An observation of the standards shows application of inappropriate technical specifications to human nature.  Each published standard resembles a product specification.  For example, most begin with a statement that “the student will ______” (just fill in the blank).  Replace the student with battery and the specifications are “that the battery will light a three-watt bulb for two hours”.

Such technically oriented pronouncements of student achievement do not mention conditions under which the learning is to take place and completely ignore the needed educational prerequisites and materials required to learn.  This dimension of the standards movement is plainly dehumanizing the educational process. Students are now simply objects to be manipulated.  I suggest reading Martin Buber (1970) in which he vividly illustrates how your actions toward fellow human beings are shown in how you perceive them.  If you view children, adolescents or early adults only as objects rather than as humans to be nurtured, then schooling takes on a mechanistic dimension.

An unintentional result of not realizing a dehumanizing factor is that schools are now, more than ever, considered assembly lines of knowledge.  Students are products.  Such industrial metaphors are completely inappropriate for delicate human services.  Yet, these same technical specifications are praised as the means for reaching that often cited cliché–world-class standards.

Analyses of the many sets of reform standards that have emerged in the United States reveal none that are based on empirical testing prior to implementation.  The standards are constructed via a committee of representative teachers, researchers, university scholars, or interested citizens.  In this sense, the standards are simply dogmatic and authoritarian pronouncements of what children in elementary, middle and secondary schools “should” master.

Further, none of the standards were analyzed to determine their age or developmental appropriateness.  An example of how absurd the setting of standards can be is in the state of Washington.  The State Superintendent proudly announced in both print and words the following for fourth graders.  In determining the level, the committee was guided by what they believed a ‘well-taught, hard-working student’ should be able to do in the spring of the 4th grade.” (Bergeson, et. al., 2000)

This was claimed to be “thorough expert judgment.”  (In higher education we call it “chewing the fat.”)  Viewing this state’s standards there is no thread that ties the mélange together, nor is any prerequisite learning noted.

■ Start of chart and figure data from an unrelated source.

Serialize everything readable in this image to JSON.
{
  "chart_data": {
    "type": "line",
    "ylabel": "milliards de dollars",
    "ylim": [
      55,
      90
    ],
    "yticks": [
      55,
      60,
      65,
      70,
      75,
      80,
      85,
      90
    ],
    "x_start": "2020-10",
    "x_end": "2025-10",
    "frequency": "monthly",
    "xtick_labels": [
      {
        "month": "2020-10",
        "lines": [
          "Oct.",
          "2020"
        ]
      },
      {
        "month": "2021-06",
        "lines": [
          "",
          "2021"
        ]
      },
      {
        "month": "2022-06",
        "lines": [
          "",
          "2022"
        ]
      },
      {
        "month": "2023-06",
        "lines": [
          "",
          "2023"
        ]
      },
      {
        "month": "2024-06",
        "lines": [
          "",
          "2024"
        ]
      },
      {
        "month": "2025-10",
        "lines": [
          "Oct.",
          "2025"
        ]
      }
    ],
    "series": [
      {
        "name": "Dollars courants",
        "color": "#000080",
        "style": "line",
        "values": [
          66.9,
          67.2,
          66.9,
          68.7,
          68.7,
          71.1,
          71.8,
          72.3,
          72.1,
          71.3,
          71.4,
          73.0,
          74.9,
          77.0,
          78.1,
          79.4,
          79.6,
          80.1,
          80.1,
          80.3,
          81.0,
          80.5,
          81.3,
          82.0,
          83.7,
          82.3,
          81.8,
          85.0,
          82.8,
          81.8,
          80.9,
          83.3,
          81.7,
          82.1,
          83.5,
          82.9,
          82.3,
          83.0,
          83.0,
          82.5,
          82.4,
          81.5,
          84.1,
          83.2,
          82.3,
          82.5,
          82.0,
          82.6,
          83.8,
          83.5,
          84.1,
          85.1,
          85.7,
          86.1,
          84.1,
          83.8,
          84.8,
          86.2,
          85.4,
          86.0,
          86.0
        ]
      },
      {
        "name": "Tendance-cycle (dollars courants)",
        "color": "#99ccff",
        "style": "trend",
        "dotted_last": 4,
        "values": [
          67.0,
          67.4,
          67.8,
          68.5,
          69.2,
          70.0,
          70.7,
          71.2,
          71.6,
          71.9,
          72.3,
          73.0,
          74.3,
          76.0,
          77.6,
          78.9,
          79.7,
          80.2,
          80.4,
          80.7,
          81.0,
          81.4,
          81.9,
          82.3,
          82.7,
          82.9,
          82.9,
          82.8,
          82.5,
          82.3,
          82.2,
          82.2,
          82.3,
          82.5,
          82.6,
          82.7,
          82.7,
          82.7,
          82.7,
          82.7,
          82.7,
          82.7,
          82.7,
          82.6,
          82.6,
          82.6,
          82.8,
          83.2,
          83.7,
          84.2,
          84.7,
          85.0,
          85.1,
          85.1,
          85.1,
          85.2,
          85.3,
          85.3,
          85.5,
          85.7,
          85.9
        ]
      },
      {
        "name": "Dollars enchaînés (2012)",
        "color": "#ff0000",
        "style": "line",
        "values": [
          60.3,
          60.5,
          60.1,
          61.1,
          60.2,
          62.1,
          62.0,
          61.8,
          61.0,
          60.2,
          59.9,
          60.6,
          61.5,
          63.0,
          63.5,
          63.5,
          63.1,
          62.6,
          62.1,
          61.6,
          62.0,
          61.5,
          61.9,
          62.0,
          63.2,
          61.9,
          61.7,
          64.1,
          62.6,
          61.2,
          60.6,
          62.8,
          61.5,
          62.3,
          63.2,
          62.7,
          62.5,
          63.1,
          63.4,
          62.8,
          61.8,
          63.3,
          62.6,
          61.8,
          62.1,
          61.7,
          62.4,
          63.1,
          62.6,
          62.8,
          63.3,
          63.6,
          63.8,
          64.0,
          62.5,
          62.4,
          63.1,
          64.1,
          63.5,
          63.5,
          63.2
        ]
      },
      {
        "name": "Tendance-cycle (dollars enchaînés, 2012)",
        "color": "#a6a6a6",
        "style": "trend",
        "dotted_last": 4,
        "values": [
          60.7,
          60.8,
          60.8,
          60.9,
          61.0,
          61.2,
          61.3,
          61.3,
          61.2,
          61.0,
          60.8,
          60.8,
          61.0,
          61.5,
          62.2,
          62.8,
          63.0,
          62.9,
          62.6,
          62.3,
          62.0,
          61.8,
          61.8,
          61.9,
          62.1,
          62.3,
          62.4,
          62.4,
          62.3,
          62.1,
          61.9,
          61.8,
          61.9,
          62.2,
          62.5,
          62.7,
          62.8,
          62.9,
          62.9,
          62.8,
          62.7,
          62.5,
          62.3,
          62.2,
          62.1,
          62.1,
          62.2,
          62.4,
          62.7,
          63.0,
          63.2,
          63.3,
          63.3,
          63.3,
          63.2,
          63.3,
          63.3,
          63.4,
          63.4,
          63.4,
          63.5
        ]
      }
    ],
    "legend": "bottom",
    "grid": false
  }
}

Let us review a tiny sample of the “best of the worst.”

Washington.  Grade 5. “Compare the strength of one force to the strength of another force (e.g., a 5-Newton pull from a spring scale is like the weight of a 1-pound object.”  The author of this column has implemented hands-on, minds on science programs for 33 years, has had over 20 NSF grants, and cannot define a “Newton”.  Can you?

Grade 2. Adds decimals through the hundred-thousandths place.

Ohio.            Grades 5–7. Explain how inverse operations are used to solve linear equations.

California.  Grade 5. Identify the significance and leaders of the First Great Awakening, which marked a shift in religious ideas, practices and allegiances in the colonial period, the growth of religious toleration and free exercise of religion.

Arizona. Mathematics. In 2002, Gene V. Glass and Cheryl A. Edholm sent questionnaires to 54 managers in 10 different categories of industries in the greater Phoenix area to gather views on the relevance of that state’s math test. Their final thoughts:  “The overall conclusion is undeniably one in which these managers regard the mathematics tested by Grade 10-AIMS mathematics test as irrelevant to the functioning of their employees.”

Nationally, groups such as the The American Federation of Teachers and the conservative Thomas B. Fordham Foundation graded most of the states’ standards as C’s, D’ and F’s.  The Fordham writers concluded that the standards are “unteachable”.

It is time to let our teachers do the job of teaching and dump the excess baggage of standards.